In this Crosby case a situation existed as between an employer and a trade union, in which the trade union was seeking by picketing and bannering, and the use of force and violence, to cause that employer to insist that his employees be unionized, and in the event they were not, to discharge them and have only union employees. The Supreme Court in that case held that that sort of picketing and that sort of action was unlawful, and was not protected by the Constitutional guaranty of free speech and freedom of labor.

The last pronouncement as I said of the Supreme Court of Ohio is found in 156 Oh St, page 541, 46 O. O. 460, commonly known as the Anderson case. In that case the syllabus, or part of it, written by the court, in the opinion of this court fits the case before me like a glove. That was a case in which there was a dispute between a trade union and a sub-contractor and his employees. There was picketing in that case. The Supreme Court, in the third paragraph of the syllabus, which as you gentlemen know who are educated in the law, is the law of the case, stated as follows:

“Where a building trades union which has a labor dispute with one of several subcontractors on a construction job, pickets and banners the construction site for the purpose of inducing the cráft employees of the general contractor to quit their employment in concert and thereby bring about a work stoppage on the entire construction job, all for the further purpose of influencing such general contractor to cause the discharge of the subcontractor with whom the union has the labor dispute such picketing and bannering constitute a secondary boycott.”

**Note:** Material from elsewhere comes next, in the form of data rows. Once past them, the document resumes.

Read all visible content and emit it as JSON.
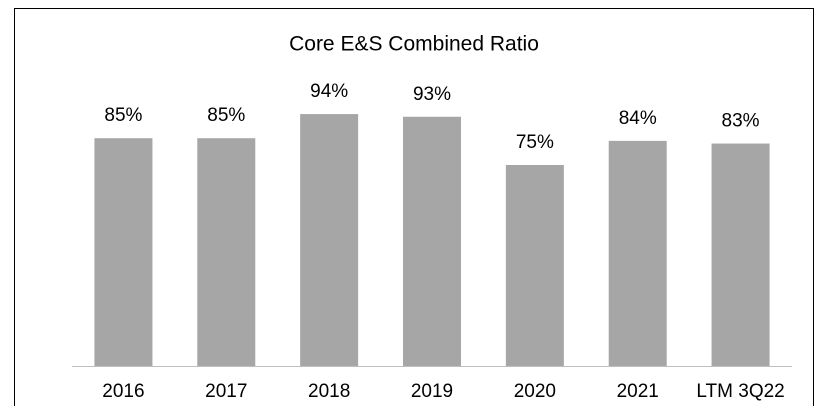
{
  "chart_data": {
    "type": "bar",
    "title": "Core E&S Combined Ratio",
    "categories": [
      "2016",
      "2017",
      "2018",
      "2019",
      "2020",
      "2021",
      "LTM 3Q22"
    ],
    "values": [
      85,
      85,
      94,
      93,
      75,
      84,
      83
    ],
    "value_labels": [
      "85%",
      "85%",
      "94%",
      "93%",
      "75%",
      "84%",
      "83%"
    ],
    "color": "#a6a6a6"
  }
}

As the court has stated, the controversy here, if there is a controversy, is between Collins, a subcontractor, and these labor organizations. The defendants when their turn came, offered not one scintilla of evidence to show that they had any dispute whatever with Meadowbrook Homes, Inc. Their dispute, whatever it is or whatever it is worth, is with Collins; and when these unions picketed this job, and as has been testified for the purpose of causing Meadowbrook Homes, Inc. to discharge Collins and breach its contract with him, then their actions became entirely illegal, not protected by the Constitutional provision of free speech or freedom of the press, were an infringement on the rights of Meadowbrook and a court of equity is under the obligation to enjoin such actions.

As to one of the defendants, The Cincinnati Building Trades Council, the only evidence is that it is an association of the trade unions in this city and in the northern part of the state of Kentucky; that it does not call strikes: does not banner any place, but that' the different unions meet at its headquarters, and from the evidence the court assumes that matters are discussed that are to their mutual benefit.

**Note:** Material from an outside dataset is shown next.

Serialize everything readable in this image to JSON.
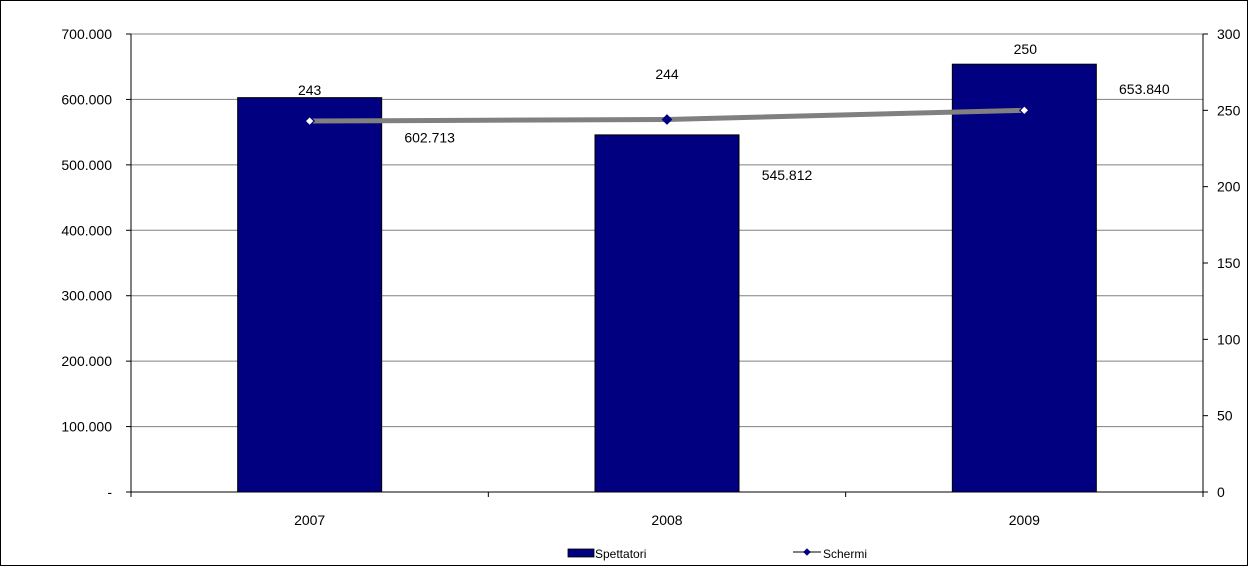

The court does not feel that there has been any substantial evidence to warrant the issuance of a temporary restraining order against the Cincinnati Building Trades Council — and I am saying that with the knowledge that one of the defendants who is a business agent for one of the unions stated he got permission from the Building Trades Council to banner the plaintiff’s project. The evidence clearly discloses that the person at the Building Trades Council with whom he talked was not authorized to bind the Trades Council.

The judgment of the court therefore is that a temporary restraining order will be issued against the International Hod Carriers and Building Laborers Union of America, the Cement Finishers Union, International Teamsters, John Travis, James E. Hines. George Starling and James Webb, to restrain them from any further picketing or interfering with this project, and that that injunction will become effective upon the giving of a bond in the sum of one thousand dollars.

The court will not dismiss the Building Trades Council nor Frank C. Vincent as defendants in the suit, but the court declines to issue any temporary restraining order against them.

An entry may be prepared in accordance with the findings of the court.